Giordano, qui a 35 ans, a enregistré des sommets en carrière pour les mentions d'aide (57) et les points (74) en une saison, lui qui a disputé 78 matchs. Il a été le deuxième marqueur chez les défenseurs de la LNH en 2018-19. Il a été le meilleur patineur, toutes positions confondues, au chapitre du différentiel à plus-39.
Le Torontois de naissance devient seulement le quatrième joueur de 35 ans ou plus à remporter le Norris depuis que la LNH a commencé à remettre cet honneur. Les autres sont Nicklas Lidstrom (quatre fois vainqueur), Doug Harvey (trois) et Al MacInnis (une).
« Je tire beaucoup de fierté à travailler fort en dehors de la glace, à me garder en bonne forme physique, a-t-il indiqué. Reste que ce n'est pas facile de jouer dans la trentaine avancée. Nous en sommes tous conscients, alors que nous essayons de durer le plus longtemps possible. Le fait d'être reconnu de la sorte à mon âge, c'est un moment qui est vraiment spécial pour ma famille et moi.
« Peu importe à quel niveau tu joues, tu vas toujours douter un peu. Ces pensées vont toujours être présentes. J'avais la passion du hockey et j'adore tellement ce sport. Je suis un partisan de ce sport. Je suis prêt à y mettre le travail, en espérant que je pourrai continuer à jouer à ce niveau. La saison dernière, je me sentais vraiment bien physiquement, alors j'espère pouvoir continuer. »
Des membres de la famille Giordano étaient prêts à célébrer la victoire, puisqu'ils avaient fait faire des casquettes « We The Norris » (Nous sommes le Norris), en référence au slogan « We The North » adopté par les Raptors de Toronto, les champions de la NBA.
Et assis dans la première rangée se trouvait Brad Wheeler, l'entraîneur de patinage de Giordano depuis 15 ans, qui laissait échapper des larmes de joie.
« Je pourrais m'étendre dans ma tombe ce soir et mourir heureux », a déclaré Wheeler au moment où le clan Giordano se dirigeait à l'arrière-scène pour la séance de photos avec les émotions à fleur de peau, bien après que le Norris eut été présenté. « Même mes rêves ne sont pas aussi beaux. »
Giordano a trouvé bien drôle de voir son cher ami presque fondre en larmes sur son siège pendant la cérémonie.

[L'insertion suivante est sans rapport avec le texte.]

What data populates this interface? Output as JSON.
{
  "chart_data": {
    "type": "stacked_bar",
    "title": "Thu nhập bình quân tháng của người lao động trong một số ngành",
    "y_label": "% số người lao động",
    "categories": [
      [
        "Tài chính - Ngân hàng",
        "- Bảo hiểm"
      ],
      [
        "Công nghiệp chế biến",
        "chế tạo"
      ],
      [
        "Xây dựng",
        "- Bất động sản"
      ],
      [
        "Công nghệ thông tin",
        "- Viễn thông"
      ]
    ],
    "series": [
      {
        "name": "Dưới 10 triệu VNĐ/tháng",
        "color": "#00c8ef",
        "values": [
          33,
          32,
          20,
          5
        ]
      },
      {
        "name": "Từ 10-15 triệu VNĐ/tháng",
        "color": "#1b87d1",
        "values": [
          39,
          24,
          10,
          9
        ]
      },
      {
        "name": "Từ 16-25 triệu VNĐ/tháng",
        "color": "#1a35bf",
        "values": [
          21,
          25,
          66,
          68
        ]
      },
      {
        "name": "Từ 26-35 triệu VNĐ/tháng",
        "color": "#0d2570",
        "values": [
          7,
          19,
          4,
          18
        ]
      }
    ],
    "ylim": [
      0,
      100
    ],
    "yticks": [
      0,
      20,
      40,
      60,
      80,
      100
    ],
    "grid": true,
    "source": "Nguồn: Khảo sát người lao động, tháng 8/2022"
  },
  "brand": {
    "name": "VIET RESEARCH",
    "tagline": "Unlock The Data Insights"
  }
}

« 'Wheels' est le plus content, et de loin, les larmes coulaient et je ne vais pas laisser passer ça sans le taquiner un peu », a lancé Giordano, qui a payé le vol à Wheeler et à son épouse en direction de Las Vegas afin de le remercier pour son amitié et le travail qu'ils ont accompli ensemble.
Vingt-quatre heures plus tôt, Wheeler parlait déjà de la possibilité de « faire lever le toit » tant il allait célébrer. Pendant une décennie et demie, il a été le préparateur et entraîneur sur glace de Giordano, aidant le capitaine des Flames à se mettre en forme durant la saison morte et le conseillant à distance durant la saison.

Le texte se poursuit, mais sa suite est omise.